Usually the chance of the shock can be added into a model using Bayesian ‘dummy’ variables. They take on either a 1 or 0 value and are ‘weighted’ by the probability of realizing the event. So, the 13 variables that Farrell lists could be used to cause a negative shock (using a negative one for the occurrence of the event) times its Bayesian probability (say something like a 20 % chance of occuring vs a 80% chance of not occuring). Shocks can also positive impact by using a positive 1 for the occurrence of the event say like a technological advance that just suddenly happens.
Farrell identifies these 13 things that are possibilities that haven’t been “quantified” by most Wall Street Risk models because these models focus on getting at the risk and pricing of an asset using asset-related events, rather than macroeconomic-related events. Here’s his list.
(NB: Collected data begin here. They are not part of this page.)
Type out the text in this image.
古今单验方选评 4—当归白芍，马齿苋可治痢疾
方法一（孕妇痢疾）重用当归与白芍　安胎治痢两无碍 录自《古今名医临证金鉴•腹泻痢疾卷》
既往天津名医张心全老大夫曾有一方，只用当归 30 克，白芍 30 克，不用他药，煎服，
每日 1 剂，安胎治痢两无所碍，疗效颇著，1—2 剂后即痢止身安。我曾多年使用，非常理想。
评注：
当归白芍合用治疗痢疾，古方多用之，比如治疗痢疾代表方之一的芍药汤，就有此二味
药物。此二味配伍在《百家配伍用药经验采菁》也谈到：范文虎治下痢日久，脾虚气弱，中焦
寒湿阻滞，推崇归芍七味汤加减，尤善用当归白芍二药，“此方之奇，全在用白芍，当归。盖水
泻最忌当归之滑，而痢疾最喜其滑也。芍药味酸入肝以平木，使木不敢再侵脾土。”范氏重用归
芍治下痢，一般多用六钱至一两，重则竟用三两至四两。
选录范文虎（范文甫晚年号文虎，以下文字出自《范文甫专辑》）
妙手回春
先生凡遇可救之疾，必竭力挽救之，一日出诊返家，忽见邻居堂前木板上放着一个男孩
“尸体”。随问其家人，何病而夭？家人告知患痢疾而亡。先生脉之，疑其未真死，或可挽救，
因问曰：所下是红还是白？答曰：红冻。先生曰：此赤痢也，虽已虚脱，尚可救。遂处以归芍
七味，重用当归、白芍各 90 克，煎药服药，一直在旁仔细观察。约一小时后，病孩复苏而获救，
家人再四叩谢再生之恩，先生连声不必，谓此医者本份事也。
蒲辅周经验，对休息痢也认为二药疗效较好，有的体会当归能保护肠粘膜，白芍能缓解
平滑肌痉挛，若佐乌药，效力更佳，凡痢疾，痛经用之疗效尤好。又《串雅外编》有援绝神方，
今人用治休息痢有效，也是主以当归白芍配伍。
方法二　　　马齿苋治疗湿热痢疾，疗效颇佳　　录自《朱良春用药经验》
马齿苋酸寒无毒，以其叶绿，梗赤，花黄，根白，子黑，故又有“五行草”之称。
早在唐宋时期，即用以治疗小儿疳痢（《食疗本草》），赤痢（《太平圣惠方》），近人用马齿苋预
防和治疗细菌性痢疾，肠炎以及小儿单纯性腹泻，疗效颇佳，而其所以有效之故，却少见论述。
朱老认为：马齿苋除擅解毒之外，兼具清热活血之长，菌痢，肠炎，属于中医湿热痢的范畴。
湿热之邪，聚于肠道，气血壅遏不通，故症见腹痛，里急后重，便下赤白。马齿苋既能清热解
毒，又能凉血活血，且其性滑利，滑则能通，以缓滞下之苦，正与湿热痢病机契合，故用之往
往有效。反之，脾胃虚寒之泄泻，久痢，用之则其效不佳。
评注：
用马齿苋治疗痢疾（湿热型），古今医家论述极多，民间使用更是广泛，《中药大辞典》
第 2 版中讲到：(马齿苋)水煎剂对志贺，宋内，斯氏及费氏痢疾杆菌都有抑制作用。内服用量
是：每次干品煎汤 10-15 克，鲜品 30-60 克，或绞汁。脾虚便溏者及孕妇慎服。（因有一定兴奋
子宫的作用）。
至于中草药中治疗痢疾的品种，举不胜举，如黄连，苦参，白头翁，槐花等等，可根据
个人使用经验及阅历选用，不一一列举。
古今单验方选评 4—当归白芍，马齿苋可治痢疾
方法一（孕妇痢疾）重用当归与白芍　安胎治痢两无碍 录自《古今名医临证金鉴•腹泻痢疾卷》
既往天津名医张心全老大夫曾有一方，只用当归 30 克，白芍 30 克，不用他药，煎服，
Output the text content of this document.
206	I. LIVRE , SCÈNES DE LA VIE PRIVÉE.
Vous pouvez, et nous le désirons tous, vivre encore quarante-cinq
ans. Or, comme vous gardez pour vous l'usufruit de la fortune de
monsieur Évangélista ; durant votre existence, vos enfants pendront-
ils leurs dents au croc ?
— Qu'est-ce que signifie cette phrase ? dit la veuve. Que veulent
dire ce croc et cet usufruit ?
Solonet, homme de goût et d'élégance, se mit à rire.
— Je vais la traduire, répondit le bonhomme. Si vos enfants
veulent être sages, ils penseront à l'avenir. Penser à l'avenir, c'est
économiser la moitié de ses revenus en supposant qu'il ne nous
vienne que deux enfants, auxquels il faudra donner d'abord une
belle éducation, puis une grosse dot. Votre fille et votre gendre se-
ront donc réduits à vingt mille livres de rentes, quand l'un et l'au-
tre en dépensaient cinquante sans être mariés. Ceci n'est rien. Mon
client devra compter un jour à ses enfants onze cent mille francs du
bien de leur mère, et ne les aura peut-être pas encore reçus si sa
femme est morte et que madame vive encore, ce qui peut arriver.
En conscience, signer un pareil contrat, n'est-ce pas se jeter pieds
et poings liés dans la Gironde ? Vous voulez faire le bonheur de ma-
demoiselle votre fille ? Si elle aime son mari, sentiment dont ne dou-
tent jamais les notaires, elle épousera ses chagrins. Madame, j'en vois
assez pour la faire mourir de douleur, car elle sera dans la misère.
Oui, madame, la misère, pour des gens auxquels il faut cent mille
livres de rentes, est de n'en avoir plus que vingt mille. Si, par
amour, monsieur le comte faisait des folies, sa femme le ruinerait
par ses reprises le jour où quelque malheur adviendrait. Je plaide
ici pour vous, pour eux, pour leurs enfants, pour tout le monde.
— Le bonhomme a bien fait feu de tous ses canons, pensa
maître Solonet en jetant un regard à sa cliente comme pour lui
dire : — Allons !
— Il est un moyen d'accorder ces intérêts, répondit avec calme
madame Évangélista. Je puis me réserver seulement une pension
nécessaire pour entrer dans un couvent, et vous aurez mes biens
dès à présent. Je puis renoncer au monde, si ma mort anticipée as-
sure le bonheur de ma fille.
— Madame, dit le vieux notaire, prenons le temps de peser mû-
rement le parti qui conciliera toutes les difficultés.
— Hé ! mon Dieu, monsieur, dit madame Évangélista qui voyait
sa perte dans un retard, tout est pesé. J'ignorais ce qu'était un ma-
It’s a basic what’s what of tinfoil hat scenarios.
- Massive debt: government, private; Fed printing money, tax increases
- Population: exploding demand, resources depleting, conflict, rebellion
- Lobbyists: feeding frenzy, 40,000 run Washington, sabotaging democracy
- Derivatives: $683 trillion hiding in shaky global “shadow banking system”
- Petro czars: Exxon, Saudis, Chavez, Iran — all vulnerable, unstable, risk
- Universal health care: 46 million uninsured; costs inflating debt
- War on drugs: massive global failure: Afghan, Mexico, Latin America.
- Deflation? Inflation? Stagflation? 1970’s sideways market ahead?
- Entitlements: Social Security, Medicare, drug benefits may soon sink us
- Politics: “Grand Obstructionist Party” Or “New Contract with America?”
- Savings: sabotaging consumer spending, the engine driving the economy
- Climate change: Pentagon sees increasing tension, triggering new wars
- Socialism and nationalization: will free markets return, or sink us?
Using Malcom Gladwell’s idea from the Tipping Point (a book club selection that Readers of the Confluence will recognize,), Farrell isn’t sure if any of these dicey situations will actually reach that critical place where the event impacts everything it touches. Hence, becoming one of Gladwell’s Tipping points.
More significant, although invariably left out of Wall Street’s equations, true economic tipping points will grow to a “moment of critical mass, the threshold, the boiling point,” according to author Malcolm Gladwell, where “change” (whether positive or negative) is “unstoppable.” And although left out, these macroeconomic variables can account for over 90% of the risk in an economic equation or derivatives contract, as we’ve discovered so painfully this past year.